Banquo is played by Bruce Barrabell, a union leader and participant in fringe causes, and has a connection to the child actor, William Smith, who plays Macbeth’s son. William’s father was an insane murderer who killed by decapitation. The most superstitious is Nina Gaythorne as Lady Macduff, although Rangi, a Maori actor and one of the Three Witches rivals her.
A series of incidents arouse superstitions during rehearsals.

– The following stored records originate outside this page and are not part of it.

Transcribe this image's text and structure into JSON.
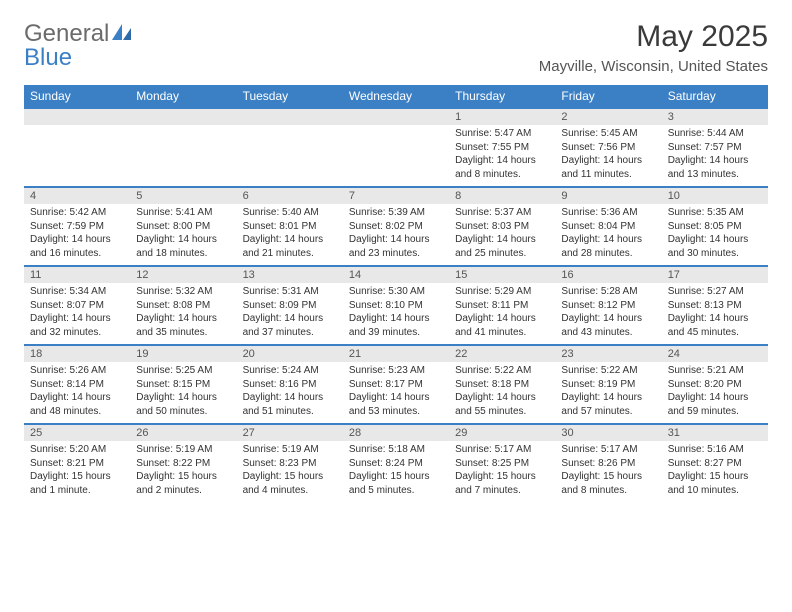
{
  "brand": {
    "general": "General",
    "blue": "Blue"
  },
  "header": {
    "month_title": "May 2025",
    "location": "Mayville, Wisconsin, United States"
  },
  "colors": {
    "accent": "#3b7fc4",
    "header_text": "#ffffff",
    "day_num_bg": "#e8e8e8",
    "text_dark": "#333333",
    "text_gray": "#6b6b6b"
  },
  "weekdays": [
    "Sunday",
    "Monday",
    "Tuesday",
    "Wednesday",
    "Thursday",
    "Friday",
    "Saturday"
  ],
  "weeks": [
    {
      "nums": [
        "",
        "",
        "",
        "",
        "1",
        "2",
        "3"
      ],
      "data": [
        "",
        "",
        "",
        "",
        "Sunrise: 5:47 AM\nSunset: 7:55 PM\nDaylight: 14 hours and 8 minutes.",
        "Sunrise: 5:45 AM\nSunset: 7:56 PM\nDaylight: 14 hours and 11 minutes.",
        "Sunrise: 5:44 AM\nSunset: 7:57 PM\nDaylight: 14 hours and 13 minutes."
      ]
    },
    {
      "nums": [
        "4",
        "5",
        "6",
        "7",
        "8",
        "9",
        "10"
      ],
      "data": [
        "Sunrise: 5:42 AM\nSunset: 7:59 PM\nDaylight: 14 hours and 16 minutes.",
        "Sunrise: 5:41 AM\nSunset: 8:00 PM\nDaylight: 14 hours and 18 minutes.",
        "Sunrise: 5:40 AM\nSunset: 8:01 PM\nDaylight: 14 hours and 21 minutes.",
        "Sunrise: 5:39 AM\nSunset: 8:02 PM\nDaylight: 14 hours and 23 minutes.",
        "Sunrise: 5:37 AM\nSunset: 8:03 PM\nDaylight: 14 hours and 25 minutes.",
        "Sunrise: 5:36 AM\nSunset: 8:04 PM\nDaylight: 14 hours and 28 minutes.",
        "Sunrise: 5:35 AM\nSunset: 8:05 PM\nDaylight: 14 hours and 30 minutes."
      ]
    },
    {
      "nums": [
        "11",
        "12",
        "13",
        "14",
        "15",
        "16",
        "17"
      ],
      "data": [
        "Sunrise: 5:34 AM\nSunset: 8:07 PM\nDaylight: 14 hours and 32 minutes.",
        "Sunrise: 5:32 AM\nSunset: 8:08 PM\nDaylight: 14 hours and 35 minutes.",
        "Sunrise: 5:31 AM\nSunset: 8:09 PM\nDaylight: 14 hours and 37 minutes.",
        "Sunrise: 5:30 AM\nSunset: 8:10 PM\nDaylight: 14 hours and 39 minutes.",
        "Sunrise: 5:29 AM\nSunset: 8:11 PM\nDaylight: 14 hours and 41 minutes.",
        "Sunrise: 5:28 AM\nSunset: 8:12 PM\nDaylight: 14 hours and 43 minutes.",
        "Sunrise: 5:27 AM\nSunset: 8:13 PM\nDaylight: 14 hours and 45 minutes."
      ]
    },
    {
      "nums": [
        "18",
        "19",
        "20",
        "21",
        "22",
        "23",
        "24"
      ],
      "data": [
        "Sunrise: 5:26 AM\nSunset: 8:14 PM\nDaylight: 14 hours and 48 minutes.",
        "Sunrise: 5:25 AM\nSunset: 8:15 PM\nDaylight: 14 hours and 50 minutes.",
        "Sunrise: 5:24 AM\nSunset: 8:16 PM\nDaylight: 14 hours and 51 minutes.",
        "Sunrise: 5:23 AM\nSunset: 8:17 PM\nDaylight: 14 hours and 53 minutes.",
        "Sunrise: 5:22 AM\nSunset: 8:18 PM\nDaylight: 14 hours and 55 minutes.",
        "Sunrise: 5:22 AM\nSunset: 8:19 PM\nDaylight: 14 hours and 57 minutes.",
        "Sunrise: 5:21 AM\nSunset: 8:20 PM\nDaylight: 14 hours and 59 minutes."
      ]
    },
    {
      "nums": [
        "25",
        "26",
        "27",
        "28",
        "29",
        "30",
        "31"
      ],
      "data": [
        "Sunrise: 5:20 AM\nSunset: 8:21 PM\nDaylight: 15 hours and 1 minute.",
        "Sunrise: 5:19 AM\nSunset: 8:22 PM\nDaylight: 15 hours and 2 minutes.",
        "Sunrise: 5:19 AM\nSunset: 8:23 PM\nDaylight: 15 hours and 4 minutes.",
        "Sunrise: 5:18 AM\nSunset: 8:24 PM\nDaylight: 15 hours and 5 minutes.",
        "Sunrise: 5:17 AM\nSunset: 8:25 PM\nDaylight: 15 hours and 7 minutes.",
        "Sunrise: 5:17 AM\nSunset: 8:26 PM\nDaylight: 15 hours and 8 minutes.",
        "Sunrise: 5:16 AM\nSunset: 8:27 PM\nDaylight: 15 hours and 10 minutes."
      ]
    }
  ]
}
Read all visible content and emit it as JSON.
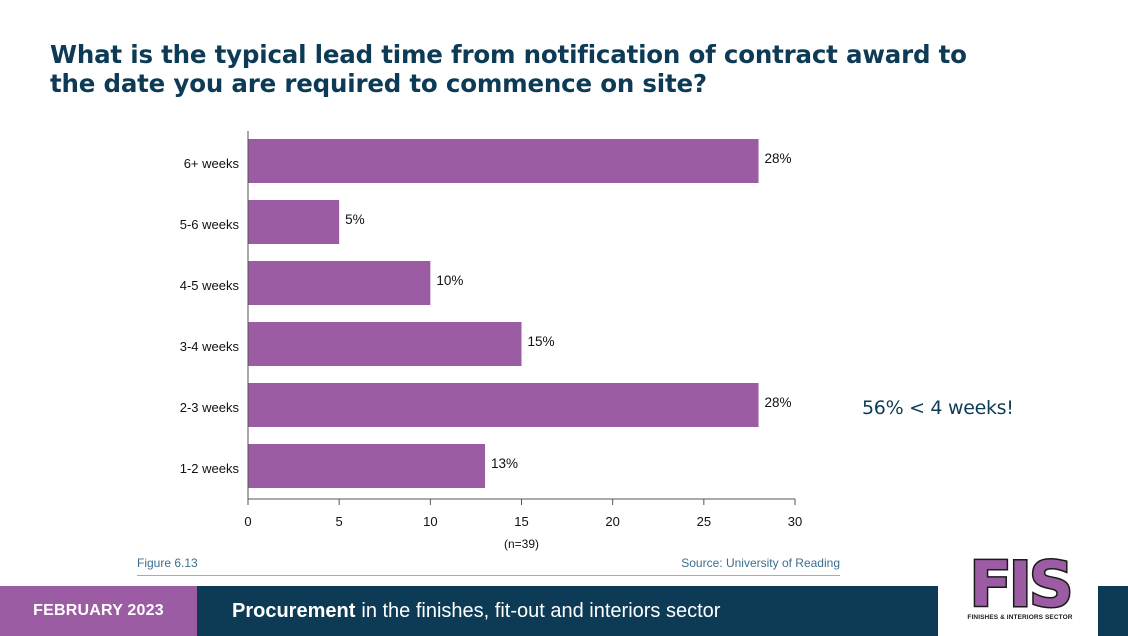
{
  "title": "What is the typical lead time from notification of contract award to the date you are required to commence on site?",
  "annotation": "56% < 4 weeks!",
  "figure_label": "Figure 6.13",
  "source": "Source: University of Reading",
  "footer": {
    "date": "FEBRUARY 2023",
    "title_bold": "Procurement",
    "title_rest": "in the finishes, fit-out and interiors sector"
  },
  "logo": {
    "letters": "FIS",
    "tagline": "FINISHES & INTERIORS SECTOR"
  },
  "colors": {
    "bar": "#9b5ca3",
    "navy": "#0d3b56",
    "purple": "#9b5ca3"
  },
  "chart_data": {
    "type": "bar",
    "orientation": "horizontal",
    "categories": [
      "6+ weeks",
      "5-6 weeks",
      "4-5 weeks",
      "3-4 weeks",
      "2-3 weeks",
      "1-2 weeks"
    ],
    "values": [
      28,
      5,
      10,
      15,
      28,
      13
    ],
    "value_labels": [
      "28%",
      "5%",
      "10%",
      "15%",
      "28%",
      "13%"
    ],
    "x_ticks": [
      0,
      5,
      10,
      15,
      20,
      25,
      30
    ],
    "xlabel": "(n=39)",
    "xlim": [
      0,
      30
    ],
    "grid": false
  }
}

A costume decapitated head is found in a bag during a rehearsal, and later under a covered platter. A warning message about William and his father is found on the manager’s typewriter. Then the opening weeks of the performance come off flawlessly to acclaim. That is, until Alleyn has front row seats, compliments of the house, after having provided security for some royals attending an earlier performance, and realizes as the climactic scene concludes that something has gone horribly wrong and Dougal MacDougal is really dead, and in the manner of his denouement as Macbeth.
It’s obvious that a number could have a motive and Marsh keeps us guessing until the end while Alleyn methodically interviews witnesses. Yet there is something off in the chronology. There wasn’t enough time for any of the suspects to commit the murder…or was there?
One of the most interesting themes is that of not charging children with the sins of their parents. There are several turns during which William is allowed to shine as his own person, and to be encouraged with the prospects of his future rather than haunted by his father’s past acts. In this, Marsh invites us to heed the better angels of our nature, and to believe the best of others.
Whether this was one of Marsh’s best, I will leave to others. All I will say is that she concluded her last act well.